Few ingredients embody a season like pumpkin does for Autumn. Throw on your sweaters and boots, because pumpkin season is here… and so are these delicious pumpkin bars.
It’s that time of the year when pumpkin takes over my life. Carving pumpkin, eating pumpkin (pumpkin pie, pumpkin pancakes, pumpkin seeds, pumpkin beer, these delicious pumpkin bars), pumpkin scented candles, pumpkin patches, pumpkin flavored coffee … You get the picture. I love the first weekend at the farmers market when pumpkins emerge. This means a fun month of cooking is upon me. Smile!

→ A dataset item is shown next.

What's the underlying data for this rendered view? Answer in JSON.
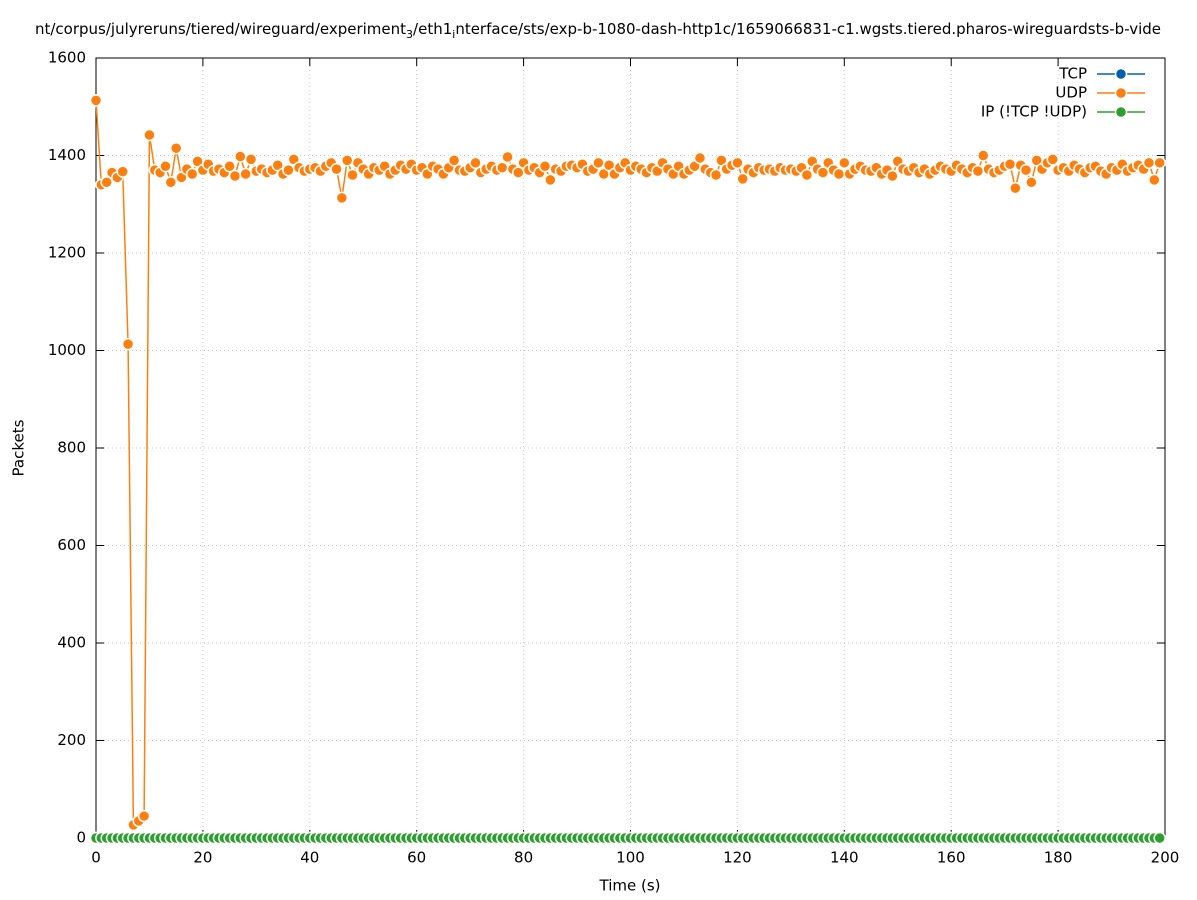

I wanted to make for you a delicious and nutritious pumpkin bar recipe. Think of these as “healthified” a bit. I used real pumpkin puree and a combination of all-purpose flour and white whole-wheat flour. This recipe has outstanding pumpkin flavor. It’s incredibly moist, and takes on a bit of a cake-like quality. Enjoy in the morning with your coffee (nix the vanilla ice cream) or in the evening as dessert (ice cream mandatory). Who am I kidding? You could eat these pumpkin bars any time of the day.
- 1/2 cup all-purpose flour
- 1/2 cup white whole-wheat flour *if you do not have white whole-wheat flour you can use whole-wheat flour or all-purpose flour
- 2 tsp cinnamon
- 2 tsp pumpkin pie spice
- 1 tsp baking powder
- 1/2 tsp baking soda
- 1/2 tsp salt
- 2 large eggs
- 2/3 cup dark brown sugar
- 15 oz can pumpkin puree (not pumpkin pie filling) or 1 3/4 cups of homemade pumpkin puree
- 1/4 cup fat-free milk
- 1/4 cup butter, melted
- 1 teaspoon vanilla extract
- vanilla ice cream (optional, but recommended)
Preheat oven to 350 degrees. Spray an 8×8 baking pan with nonstick spray, or lightly grease with vegetable oil. Reserve.
In a large bowl, mix all-purpose flour, white whole-wheat flour, cinnamon, pumpkin pie spice, baking powder, baking soda, and salt until fully combined. Reserve.
In a small bowl, whisk together eggs, brown sugar, and pumpkin puree. Add the milk, melted butter, and vanilla extract. Slowly pour wet ingredients into dry ingredients and mix until just combined. Be careful not to over mix the batter.
Bake for 24-26 minutes or until a toothpick inserted in the center comes out clean. Allow to cool completely on a wire cooling rack. Cut bars into 12 squares. Delicious when served with vanilla ice cream.
Bars remain fresh for up to one week stored in the refrigerator in an air tight container.
Servings: 12 (Serving size: 1 bar)
6 thoughts on “Pumpkin Bars”
Making these tonight to share with Ad and Linds…can’t wait to taste them. Thanks again, Em! Keep up the great work. Love your recipes!
Thanks, Marissa! Enjoy the pumpkin bars tonight. They are delish!
These look wonderful!!!
Thank you! These pumpkin bars are one of my favorite recipes (especially with vanilla ice cream)!